What Matters in Your Teaching?: Update for Monday, 19 October 2009

We double dipped today in lieu of a class this Wednesday.  Here’s what shook down:

Weekend Rating Day

To kick off Monday morning, we engaged in an activity designed to build community – weekend rating.  I asked you to rate your weekend from:

  • 1 (“I’d rather sandpaper a bobcat’s butt in a phone booth than re-live that weekend!”  By the way, this phrase is legit.  Check out a reference to it in paragraph 6 of this article in the esteemed NY Times: New Hampshire Hoedown)

to

  • 11 (Giddyup!  My weekend was outstanding!)

After some partner talk, we shared a few ideas ratings in a whole class setting.  If you do work with an advisory group over the course of the year, I strongly suggest you trot out this old chestnut each Monday.

Because I know you were wondering, I use a 1 to 11 rating scale as an homage to Spinal Tap (here’s lookin’ at you JB).  This clip from the film will ensure you never think of the number 11 the same way again:

[youtube]https://www.youtube.com/watch?v=EbVKWCpNFhY&feature=PlayList&p=04A1DE299788B447&index=0&playnext=1[/youtube]

This clip – also from Tap – will forever alter your view of produce:

Spinal Tap Muck Around at Airport Security

Figuring Out the Fishbowl

As a call back to last week’s lesson, I asked you to complete a Plus, Minus, & Interesting (PMI) graphic organizer with your thoughts on the Fishbowl strategy we used to discuss the 14 facets of exemplary middle level education.  Here’s are the ideas you came up with (courtesy of Chris Finch who emailed me this chart.  Thanks, Chris.):

Fishbowl PMI Graphic Organizer

What Matters in Your Teaching?

As a prelude to writing a teaching philosophy statement, we asked you to take a stance on several interesting education-related dichotomies using the Value Lines strategy.  We worked with the following concepts:

  • Content-centred vs. Student-centred
  • Book smart vs. Street smart
  • Grades vs.
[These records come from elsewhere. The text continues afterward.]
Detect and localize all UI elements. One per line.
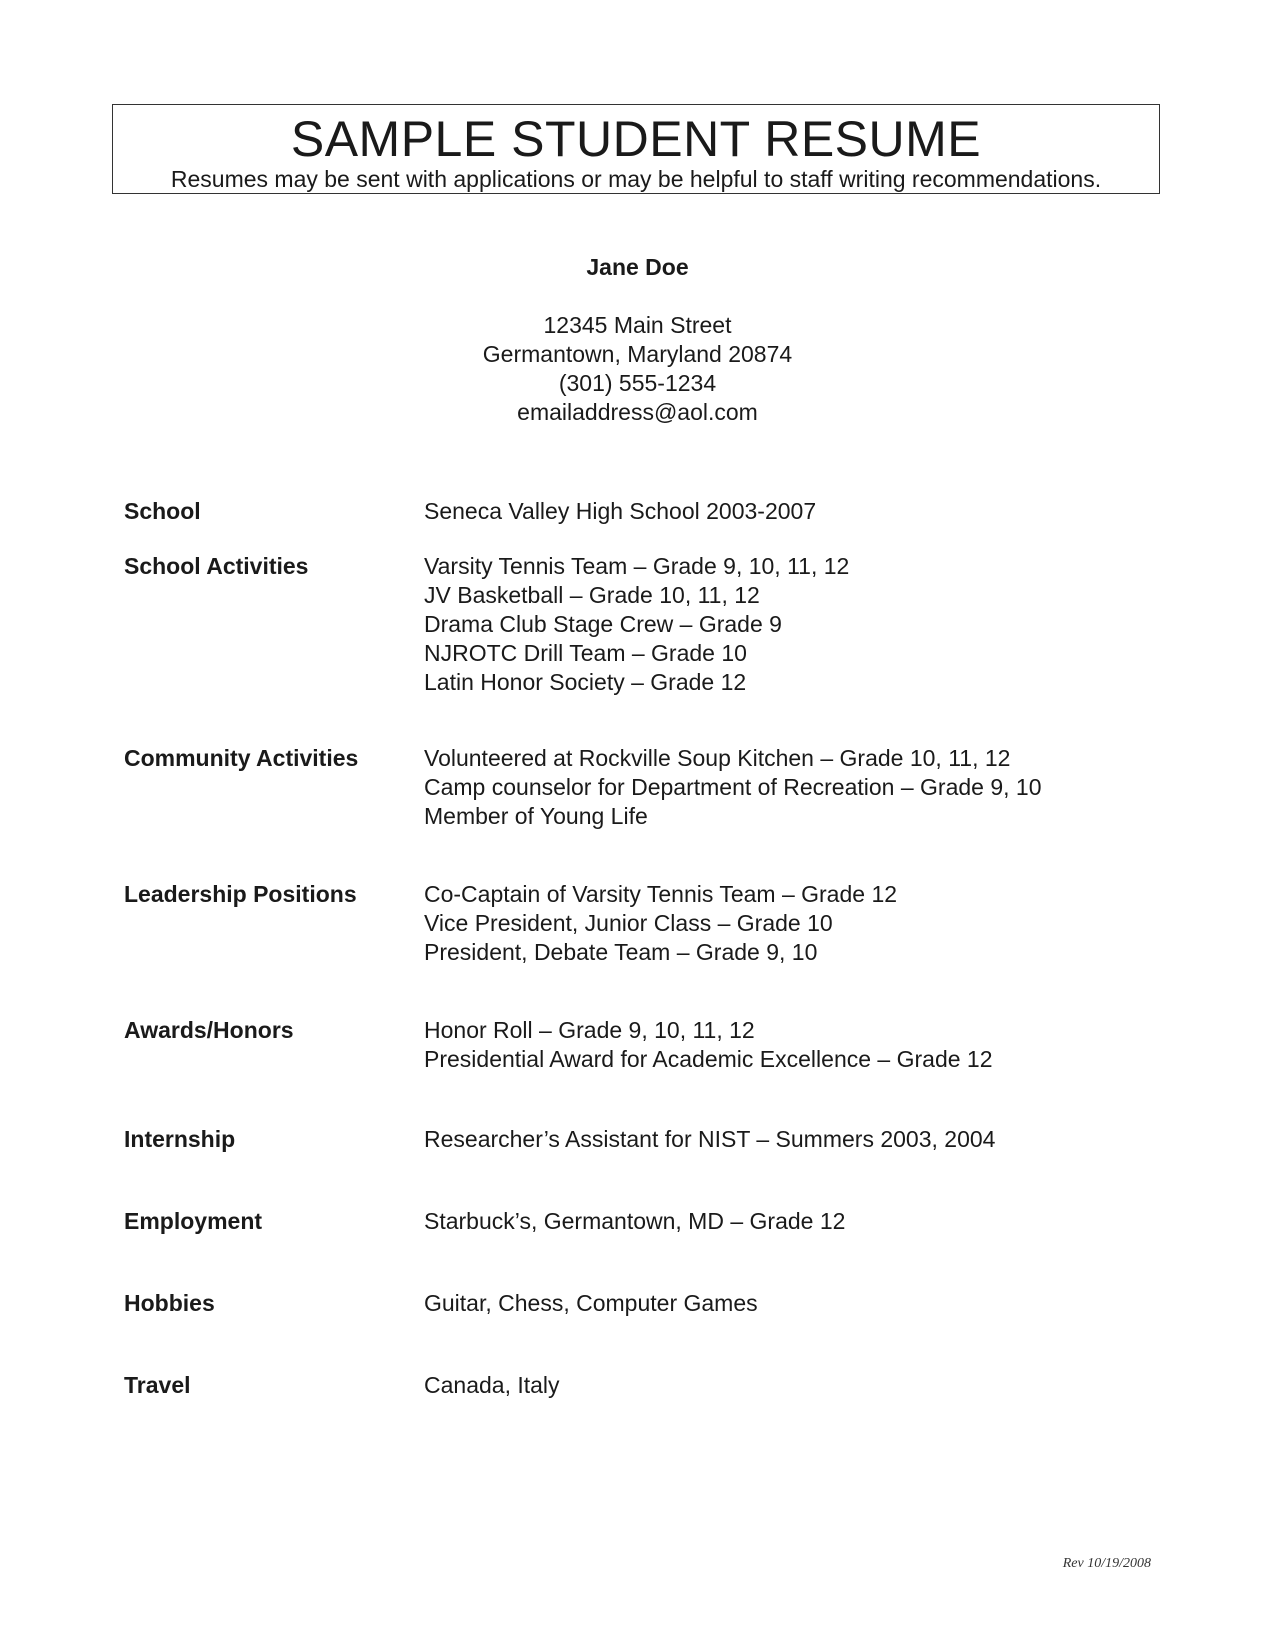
section-item: Canada, Italy (424, 1372, 560, 1398)
section-label: Awards/Honors (124, 1017, 294, 1043)
section-item: Latin Honor Society – Grade 12 (424, 669, 747, 695)
page-title: SAMPLE STUDENT RESUME (290, 111, 982, 167)
section-item: Drama Club Stage Crew – Grade 9 (424, 611, 782, 637)
section-label: School Activities (124, 553, 309, 579)
section-item: Vice President, Junior Class – Grade 10 (424, 910, 833, 936)
section-item: NJROTC Drill Team – Grade 10 (424, 640, 747, 666)
section-items (424, 1289, 758, 1318)
section-label: Travel (124, 1372, 191, 1398)
section-items (424, 552, 849, 697)
section-item: Volunteered at Rockville Soup Kitchen – Grade 10, 11, 12 (424, 745, 1011, 771)
phone-line: (301) 555-1234 (558, 370, 717, 396)
email-line: emailaddress@aol.com (517, 399, 758, 425)
contact-block (0, 311, 1275, 427)
section-item: Camp counselor for Department of Recreation – Grade 9, 10 (424, 774, 1042, 800)
section-item: President, Debate Team – Grade 9, 10 (424, 939, 818, 965)
city-state-line: Germantown, Maryland 20874 (482, 341, 793, 367)
section-item: Starbuck’s, Germantown, MD – Grade 12 (424, 1208, 846, 1234)
section-item: Researcher’s Assistant for NIST – Summers 2003, 2004 (424, 1126, 996, 1152)
page-subtitle: Resumes may be sent with applications or may be helpful to staff writing recommendations. (170, 166, 1102, 192)
address-line: 12345 Main Street (543, 312, 732, 338)
section-label: Employment (124, 1208, 263, 1234)
section-item: Member of Young Life (424, 803, 648, 829)
section-item: Varsity Tennis Team – Grade 9, 10, 11, 12 (424, 553, 850, 579)
section-item: Seneca Valley High School 2003-2007 (424, 498, 817, 524)
section-label: Internship (124, 1126, 236, 1152)
section-items (424, 497, 816, 526)
section-label: Leadership Positions (124, 881, 357, 907)
section-item: JV Basketball – Grade 10, 11, 12 (424, 582, 760, 608)
section-items (424, 1125, 995, 1154)
section-items (424, 744, 1042, 831)
section-label: Hobbies (124, 1290, 215, 1316)
revision-note: Rev 10/19/2008 (1062, 1556, 1151, 1571)
title-box (112, 104, 1160, 194)
section-label: Community Activities (124, 745, 359, 771)
section-items (424, 1371, 560, 1400)
section-item: Presidential Award for Academic Excellence – Grade 12 (424, 1046, 993, 1072)
section-label: School (124, 498, 201, 524)
section-items (424, 1016, 993, 1074)
section-items (424, 1207, 845, 1236)
section-item: Co-Captain of Varsity Tennis Team – Grade 12 (424, 881, 898, 907)
section-item: Guitar, Chess, Computer Games (424, 1290, 758, 1316)
applicant-name: Jane Doe (586, 254, 689, 280)
section-items (424, 880, 897, 967)
section-item: Honor Roll – Grade 9, 10, 11, 12 (424, 1017, 755, 1043)
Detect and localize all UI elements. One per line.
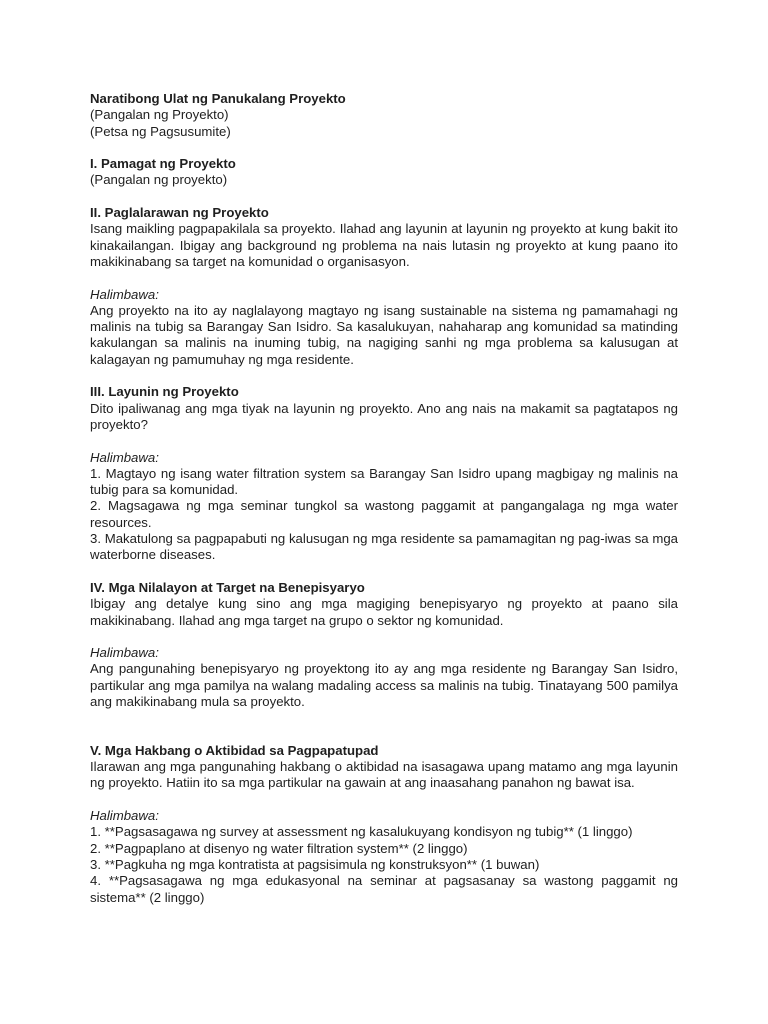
spacer bbox=[90, 189, 678, 205]
spacer bbox=[90, 368, 678, 384]
section-4-example-label: Halimbawa: bbox=[90, 645, 159, 661]
submission-date-placeholder: (Petsa ng Pagsusumite) bbox=[90, 123, 231, 139]
section-5-example-label: Halimbawa: bbox=[90, 808, 159, 824]
list-item: 2. **Pagpaplano at disenyo ng water filtration system** (2 linggo) bbox=[90, 840, 468, 856]
section-1-heading: I. Pamagat ng Proyekto bbox=[90, 156, 236, 172]
list-item: 2. Magsagawa ng mga seminar tungkol sa wastong paggamit at pangangalaga ng mga water resources. bbox=[90, 498, 678, 530]
list-item: 3. Makatulong sa pagpapabuti ng kalusugan ng mga residente sa pamamagitan ng pag-iwas sa mga waterborne diseases. bbox=[90, 531, 678, 563]
list-item: 1. Magtayo ng isang water filtration system sa Barangay San Isidro upang magbigay ng malinis na tubig para sa komunidad. bbox=[90, 465, 678, 498]
spacer bbox=[90, 140, 678, 156]
section-4-body: Ibigay ang detalye kung sino ang mga magiging benepisyaryo ng proyekto at paano sila makikinabang. Ilahad ang mga target na grupo o sektor ng komunidad. bbox=[90, 596, 678, 628]
spacer bbox=[90, 792, 678, 808]
spacer bbox=[90, 727, 678, 743]
section-3-example-label: Halimbawa: bbox=[90, 449, 159, 465]
section-4-heading: IV. Mga Nilalayon at Target na Benepisyaryo bbox=[90, 579, 365, 595]
section-5-body: Ilarawan ang mga pangunahing hakbang o aktibidad na isasagawa upang matamo ang mga layunin ng proyekto. Hatiin ito sa mga partikular na gawain at ang inaasahang panahon ng bawat isa. bbox=[90, 759, 678, 791]
list-item: 4. **Pagsasagawa ng mga edukasyonal na seminar at pagsasanay sa wastong paggamit ng sistema** (2 linggo) bbox=[90, 873, 678, 905]
spacer bbox=[90, 710, 678, 726]
section-1-body: (Pangalan ng proyekto) bbox=[90, 172, 228, 188]
section-2-example: Ang proyekto na ito ay naglalayong magtayo ng isang sustainable na sistema ng pamamahagi ng malinis na tubig sa Barangay San Isidro. Sa kasalukuyan, nahaharap ang komunidad sa matinding kakulangan sa malinis na inuming tubig, na nagiging sanhi ng mga problema sa kalusugan at kalagayan ng pamumuhay ng mga residente. bbox=[90, 302, 678, 367]
section-5-steps-list bbox=[90, 824, 678, 905]
section-3-objectives-list bbox=[90, 466, 678, 564]
spacer bbox=[90, 564, 678, 580]
spacer bbox=[90, 270, 678, 286]
document-title: Naratibong Ulat ng Panukalang Proyekto bbox=[90, 91, 346, 106]
project-name-placeholder: (Pangalan ng Proyekto) bbox=[90, 107, 229, 123]
spacer bbox=[90, 629, 678, 645]
spacer bbox=[90, 433, 678, 449]
section-2-heading: II. Paglalarawan ng Proyekto bbox=[90, 205, 269, 221]
section-3-heading: III. Layunin ng Proyekto bbox=[90, 384, 239, 400]
section-5-heading: V. Mga Hakbang o Aktibidad sa Pagpapatupad bbox=[90, 742, 379, 758]
section-3-body: Dito ipaliwanag ang mga tiyak na layunin ng proyekto. Ano ang nais na makamit sa pagtatapos ng proyekto? bbox=[90, 400, 678, 432]
section-4-example: Ang pangunahing benepisyaryo ng proyektong ito ay ang mga residente ng Barangay San Isidro, partikular ang mga pamilya na walang madaling access sa malinis na tubig. Tinatayang 500 pamilya ang makikinabang mula sa proyekto. bbox=[90, 661, 678, 709]
section-2-example-label: Halimbawa: bbox=[90, 286, 159, 302]
list-item: 1. **Pagsasagawa ng survey at assessment ng kasalukuyang kondisyon ng tubig** (1 linggo) bbox=[90, 824, 633, 840]
list-item: 3. **Pagkuha ng mga kontratista at pagsisimula ng konstruksyon** (1 buwan) bbox=[90, 856, 540, 872]
section-2-body: Isang maikling pagpapakilala sa proyekto. Ilahad ang layunin at layunin ng proyekto at kung bakit ito kinakailangan. Ibigay ang background ng problema na nais lutasin ng proyekto at kung paano ito makikinabang sa target na komunidad o organisasyon. bbox=[90, 221, 678, 269]
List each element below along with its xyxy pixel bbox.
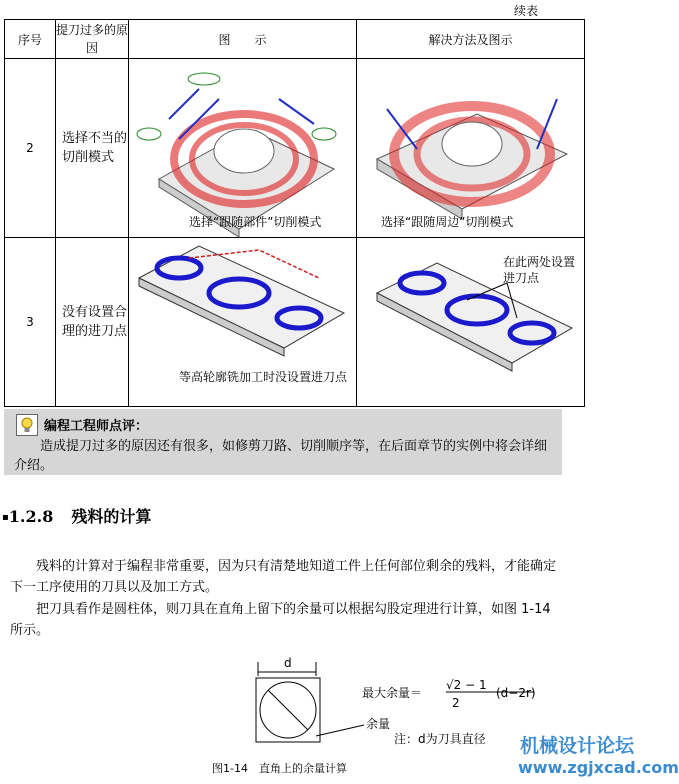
lightbulb-icon <box>16 414 38 436</box>
solution-note: 在此两处设置进刀点 <box>503 255 576 285</box>
diameter-note: 注：d为刀具直径 <box>394 732 486 746</box>
dim-d-label: d <box>284 656 292 670</box>
row-reason: 没有设置合理的进刀点 <box>56 238 129 407</box>
figure-caption: 图1-14 直角上的余量计算 <box>212 762 347 775</box>
figure-caption: 等高轮廓铣加工时没设置进刀点 <box>179 370 348 384</box>
figure-cell <box>129 238 357 407</box>
note-body: 造成提刀过多的原因还有很多，如修剪刀路、切削顺序等，在后面章节的实例中将会详细介绍。 <box>14 439 548 473</box>
formula-denominator: 2 <box>452 696 460 710</box>
solution-cell <box>357 59 585 238</box>
watermark-url: www.zgjxcad.com <box>518 758 679 777</box>
problem-table <box>4 19 585 407</box>
row-reason: 选择不当的切削模式 <box>56 59 129 238</box>
formula-factor: (d−2r) <box>496 686 536 700</box>
solution-caption: 选择“跟随周边”切削模式 <box>381 215 514 229</box>
continued-label: 续表 <box>514 4 539 18</box>
row-num: 2 <box>5 59 56 238</box>
header-num: 序号 <box>5 20 56 59</box>
header-solution: 解决方法及图示 <box>357 20 585 59</box>
note-title: 编程工程师点评： <box>44 419 149 434</box>
header-reason: 提刀过多的原因 <box>56 20 129 59</box>
formula-label: 最大余量＝ <box>362 686 423 700</box>
solution-cell <box>357 238 585 407</box>
figure-cell <box>129 59 357 238</box>
paragraph: 把刀具看作是圆柱体，则刀具在直角上留下的余量可以根据勾股定理进行计算，如图 1-14 所示。 <box>10 602 551 638</box>
paragraph: 残料的计算对于编程非常重要，因为只有清楚地知道工件上任何部位剩余的残料，才能确定下一工序使用的刀具以及加工方式。 <box>10 559 557 595</box>
table-row <box>5 59 585 238</box>
figure-caption: 选择“跟随部件”切削模式 <box>189 215 322 229</box>
section-title: 残料的计算 <box>71 507 152 526</box>
table-row <box>5 238 585 407</box>
table-header-row <box>5 20 585 59</box>
header-figure: 图 示 <box>129 20 357 59</box>
follow-periphery-toolpath-image <box>357 59 584 237</box>
row-num: 3 <box>5 238 56 407</box>
follow-part-toolpath-image <box>129 59 356 237</box>
leftover-label: 余量 <box>366 717 391 731</box>
figure-1-14 <box>252 656 536 754</box>
section-number: 1.2.8 <box>8 507 54 526</box>
engineer-note-box <box>4 409 562 475</box>
formula-numerator: √2 − 1 <box>446 678 487 692</box>
watermark-title: 机械设计论坛 <box>520 735 635 757</box>
section-heading: ▪1.2.8 残料的计算 <box>2 507 152 526</box>
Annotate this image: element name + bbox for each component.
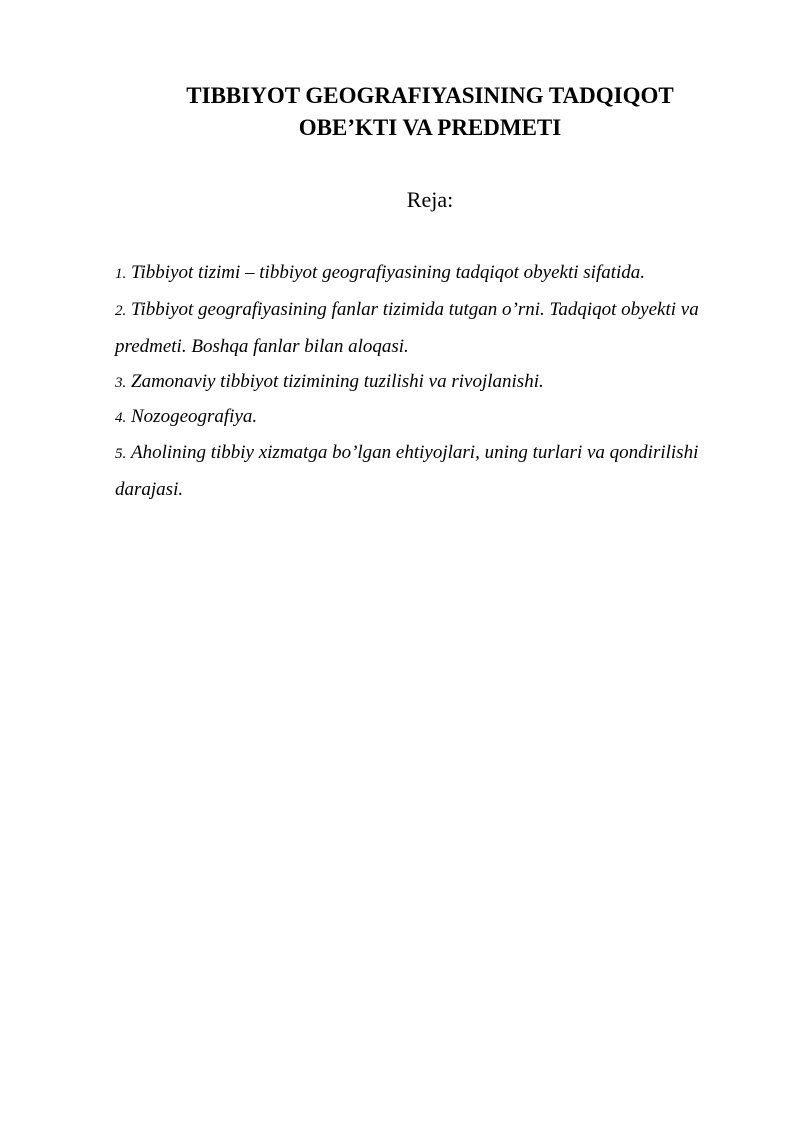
plan-list [115,255,735,508]
plan-item-text: Nozogeografiya. [131,406,258,427]
title-line-2: OBE’KTI VA PREDMETI [298,115,562,140]
plan-item-2 [115,292,735,365]
plan-heading: Reja: [406,187,454,212]
plan-item-number: 4. [115,410,127,426]
title-line-1: TIBBIYOT GEOGRAFIYASINING TADQIQOT [186,83,674,108]
page-title [115,80,745,144]
plan-item-number: 1. [115,266,127,282]
plan-item-number: 5. [115,446,127,462]
plan-item-text: Tibbiyot tizimi – tibbiyot geografiyasining tadqiqot obyekti sifatida. [131,262,646,283]
plan-item-3 [115,365,735,400]
plan-item-text: Zamonaviy tibbiyot tizimining tuzilishi va rivojlanishi. [131,371,544,392]
plan-item-5 [115,435,735,508]
plan-item-text: Aholining tibbiy xizmatga bo’lgan ehtiyojlari, uning turlari va qondirilishi darajasi. [115,442,699,500]
plan-item-number: 3. [115,375,127,391]
plan-item-text: Tibbiyot geografiyasining fanlar tizimida tutgan o’rni. Tadqiqot obyekti va predmeti. Boshqa fanlar bilan aloqasi. [115,299,699,357]
plan-item-number: 2. [115,303,127,319]
plan-item-1 [115,255,735,292]
plan-item-4 [115,400,735,435]
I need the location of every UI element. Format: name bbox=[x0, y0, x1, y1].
No grades

This activity stimulated much interesting conversation and spurred everyone to think about what they hope to achieve as an educator and how they hope to go about achieving those goals.  Next up we did a teaching statement philosophy free write to get some of your initial ideas down.

On top of these intiial ideas, we layered information about 8 basic educational philosophies:

  • Idealism
  • Perennialism
  • Essentialism
  • Progressivism
  • Experimentalism
  • Pragmatism
  • Existentialism
  • Social Reconstructionism

Using a handout from the book, Creating Your Teaching Portfolio by Patricia Rieman and Jeanner Okrasinski, small groups read a section and then shared the information to the class via their preferred mode of presentation.  In the end, we hoped to get you thinking about a brief overview of some well-known philosophies so you can integrate bits and pieces into your own philosophy piece.  Here’s a copy of the handout:

8 Basic Educational Philosophies Handout

Here’s a PPT presentation I created – using materials created by Lee Haugen at Iowa State University –  that poses some ideas and questions to consider as you write your own philosophy statement:

Writing a Teaching Philosophy Statement

By the way, another framework you can use as you consider your teaching philosophy are the BCCT Standards for the Education, Competence and Professional Conduct of Educators in BC, the same standards upon which your ePortfolio will be structured.

A rough draft of your piece is due on Wednesday, 28 October 2009. Please email a copy to both Shep (shepalexancer@shaw.ca) and I (lholbrook@sd43.bc.ca).  Thanks.

Here are a few samples to look at to give you an idea of the sort of writing we’re looking for:

Sample Teaching Philosophy Statements

Introduction to the Microteaching Task

The coup de grace for today’s lesson was an introduction to the term’s major task in EDUC 316 – microteaching.  Here’s a link to the handout:

Microteaching Task Handout 09-10

Your audience is your classmates and some of the topics presented in previous years include:

  • How to adapt your Facebook profile to maximize professionalism
  • How to perform the basic salsa step
  • How to perform CPR safely and effectively
  • How to make conversations work
  • How to make a drink tag for a stemmed glass
  • How to tie 4 knots: the bowline, the half hitch, the loop knot, and the trucker’s hitch
  • How to taste wine like a snow
  • 3 tips for taking better photographs

Partnerships will present their lessons in class on either Monday, 16 November or Wednesday, 18 November.  We provided plenty of class time today for you to find a partner, choose a topic, and consider how you might want to approach the task.  We’ll provide you with more class time to work in this task in the weeks to come.

That’s all for today’s epic 4.5 hours of EDUC 316 class.

Have fun on prac tomorrow.  We’ll see you on Monday, 26 October.